OBJECTIVE: Human monocytes can be divided into CD16(-) monocytes and CD16(+) monocytes. Studies in mice suggested differential effects of monocyte subsets during new vessel formation. METHODS: The functional role of human monocyte subsets in neovascularization processes was investigated. For in vivo experiments, nude mice underwent unilateral hindlimb ischemia surgery before being injected with either total monocytes, CD16(-) monocytes or CD16(+) monocytes isolated from healthy individuals. RESULTS: In vitro, cytokine array analysis demonstrated that monocytes release numerous angiogenic cytokines, some of which were differentially expressed in monocyte subsets. Sprout length was enhanced in EC spheroids being cultured in conditioned medium obtained from total monocytes and, to a lesser extent, also in supernatants of CD16(-) monocytes.

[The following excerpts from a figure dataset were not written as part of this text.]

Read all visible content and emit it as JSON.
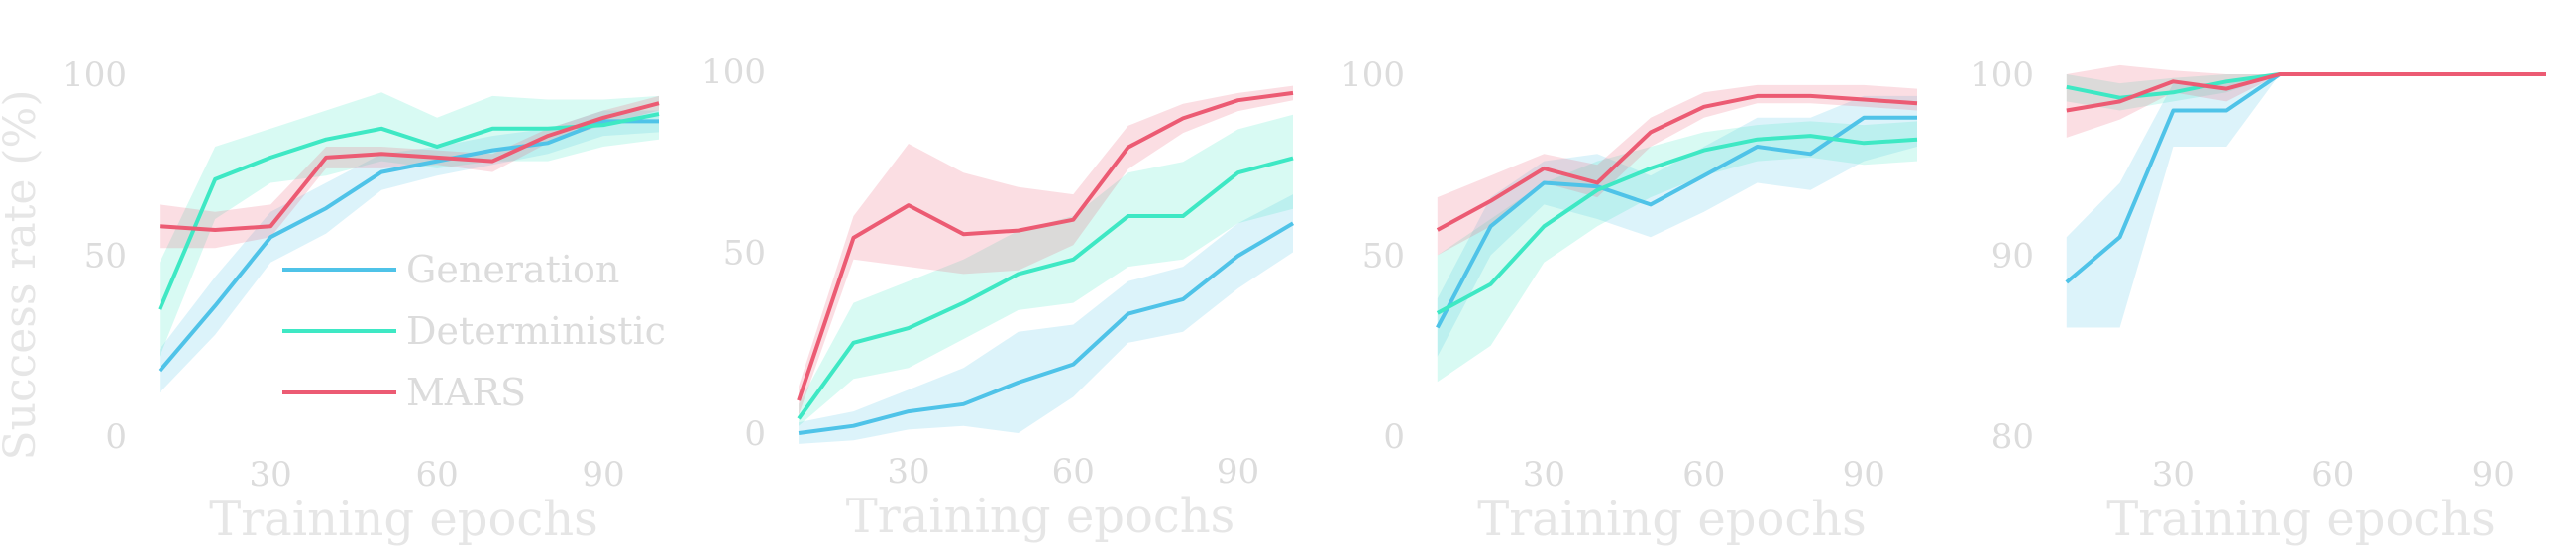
{
  "colors": {
    "Generation": "#4fc3e8",
    "Deterministic": "#3ee8c4",
    "MARS": "#ec5b73"
  },
  "chart_data": [
    {
      "type": "line",
      "ylabel": "Success rate (%)",
      "xlabel": "Training epochs",
      "xlim": [
        8,
        100
      ],
      "ylim": [
        0,
        100
      ],
      "xticks": [
        30,
        60,
        90
      ],
      "yticks": [
        0,
        50,
        100
      ],
      "legend": "inside-center",
      "x": [
        10,
        20,
        30,
        40,
        50,
        60,
        70,
        80,
        90,
        100
      ],
      "series": [
        {
          "name": "Generation",
          "values": [
            18,
            36,
            55,
            63,
            73,
            76,
            79,
            81,
            87,
            87
          ],
          "lower": [
            12,
            28,
            48,
            56,
            68,
            72,
            75,
            78,
            83,
            84
          ],
          "upper": [
            24,
            44,
            62,
            70,
            78,
            80,
            83,
            85,
            90,
            90
          ]
        },
        {
          "name": "Deterministic",
          "values": [
            35,
            71,
            77,
            82,
            85,
            80,
            85,
            85,
            86,
            89
          ],
          "lower": [
            22,
            60,
            70,
            72,
            76,
            74,
            76,
            76,
            80,
            82
          ],
          "upper": [
            48,
            80,
            85,
            90,
            95,
            88,
            94,
            93,
            93,
            94
          ]
        },
        {
          "name": "MARS",
          "values": [
            58,
            57,
            58,
            77,
            78,
            77,
            76,
            83,
            88,
            92
          ],
          "lower": [
            52,
            52,
            55,
            74,
            74,
            75,
            73,
            81,
            86,
            90
          ],
          "upper": [
            64,
            62,
            64,
            80,
            80,
            79,
            78,
            85,
            90,
            94
          ]
        }
      ]
    },
    {
      "type": "line",
      "ylabel": "",
      "xlabel": "Training epochs",
      "xlim": [
        8,
        100
      ],
      "ylim": [
        0,
        100
      ],
      "xticks": [
        30,
        60,
        90
      ],
      "yticks": [
        0,
        50,
        100
      ],
      "x": [
        10,
        20,
        30,
        40,
        50,
        60,
        70,
        80,
        90,
        100
      ],
      "series": [
        {
          "name": "Generation",
          "values": [
            0,
            2,
            6,
            8,
            14,
            19,
            33,
            37,
            49,
            58
          ],
          "lower": [
            -3,
            -2,
            1,
            2,
            0,
            10,
            25,
            28,
            40,
            50
          ],
          "upper": [
            3,
            6,
            12,
            18,
            28,
            30,
            42,
            46,
            58,
            66
          ]
        },
        {
          "name": "Deterministic",
          "values": [
            4,
            25,
            29,
            36,
            44,
            48,
            60,
            60,
            72,
            76
          ],
          "lower": [
            2,
            15,
            18,
            26,
            34,
            36,
            46,
            48,
            58,
            62
          ],
          "upper": [
            8,
            36,
            42,
            48,
            56,
            60,
            72,
            75,
            84,
            88
          ]
        },
        {
          "name": "MARS",
          "values": [
            9,
            54,
            63,
            55,
            56,
            59,
            79,
            87,
            92,
            94
          ],
          "lower": [
            5,
            48,
            46,
            44,
            45,
            52,
            73,
            83,
            89,
            92
          ],
          "upper": [
            13,
            60,
            80,
            72,
            68,
            66,
            85,
            91,
            94,
            96
          ]
        }
      ]
    },
    {
      "type": "line",
      "ylabel": "",
      "xlabel": "Training epochs",
      "xlim": [
        8,
        100
      ],
      "ylim": [
        0,
        100
      ],
      "xticks": [
        30,
        60,
        90
      ],
      "yticks": [
        0,
        50,
        100
      ],
      "x": [
        10,
        20,
        30,
        40,
        50,
        60,
        70,
        80,
        90,
        100
      ],
      "series": [
        {
          "name": "Generation",
          "values": [
            30,
            58,
            70,
            69,
            64,
            72,
            80,
            78,
            88,
            88
          ],
          "lower": [
            22,
            50,
            64,
            60,
            55,
            62,
            70,
            68,
            76,
            80
          ],
          "upper": [
            38,
            66,
            76,
            78,
            72,
            80,
            88,
            88,
            94,
            94
          ]
        },
        {
          "name": "Deterministic",
          "values": [
            34,
            42,
            58,
            68,
            74,
            79,
            82,
            83,
            81,
            82
          ],
          "lower": [
            15,
            25,
            48,
            58,
            66,
            72,
            76,
            77,
            75,
            76
          ],
          "upper": [
            50,
            60,
            70,
            76,
            80,
            84,
            86,
            87,
            86,
            87
          ]
        },
        {
          "name": "MARS",
          "values": [
            57,
            65,
            74,
            70,
            84,
            91,
            94,
            94,
            93,
            92
          ],
          "lower": [
            50,
            58,
            70,
            66,
            80,
            88,
            92,
            92,
            91,
            90
          ],
          "upper": [
            66,
            72,
            78,
            75,
            88,
            95,
            97,
            97,
            97,
            96
          ]
        }
      ]
    },
    {
      "type": "line",
      "ylabel": "",
      "xlabel": "Training epochs",
      "xlim": [
        8,
        100
      ],
      "ylim": [
        80,
        100
      ],
      "xticks": [
        30,
        60,
        90
      ],
      "yticks": [
        80,
        90,
        100
      ],
      "x": [
        10,
        20,
        30,
        40,
        50,
        60,
        70,
        80,
        90,
        100
      ],
      "series": [
        {
          "name": "Generation",
          "values": [
            88.5,
            91,
            98,
            98,
            100,
            100,
            100,
            100,
            100,
            100
          ],
          "lower": [
            86,
            86,
            96,
            96,
            100,
            100,
            100,
            100,
            100,
            100
          ],
          "upper": [
            91,
            94,
            99.5,
            99.5,
            100,
            100,
            100,
            100,
            100,
            100
          ]
        },
        {
          "name": "Deterministic",
          "values": [
            99.3,
            98.7,
            99,
            99.6,
            100,
            100,
            100,
            100,
            100,
            100
          ],
          "lower": [
            98.5,
            98,
            98.5,
            99,
            100,
            100,
            100,
            100,
            100,
            100
          ],
          "upper": [
            100,
            99.5,
            99.8,
            100,
            100,
            100,
            100,
            100,
            100,
            100
          ]
        },
        {
          "name": "MARS",
          "values": [
            98,
            98.5,
            99.6,
            99.2,
            100,
            100,
            100,
            100,
            100,
            100
          ],
          "lower": [
            96.5,
            97.5,
            99,
            98.5,
            100,
            100,
            100,
            100,
            100,
            100
          ],
          "upper": [
            100,
            100.5,
            100.2,
            100,
            100,
            100,
            100,
            100,
            100,
            100
          ]
        }
      ]
    }
  ]
}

Laser Doppler perfusion imaging up to day 28 after surgery revealed a trend toward improved revascularization in mice treated with monocytes, but no significant differences between monocyte subsets. Histological analyses four weeks after surgery showed an increased arteriole size in mice having received CD16(+) monocytes, whereas the number of capillaries did not significantly differ between groups. CONCLUSIONS: Our findings suggest additive and differential effects of monocyte subsets during neovascularization processes, possibly due to an altered secretion of angiogenic factors and their paracrine capacity to stimulate new vessel formation.

Authors: Czepluch FS, Bernhardt M, Kuschicke H, Gogiraju R, Schroeter MR, Riggert J, Hasenfuss G, Schäfer K.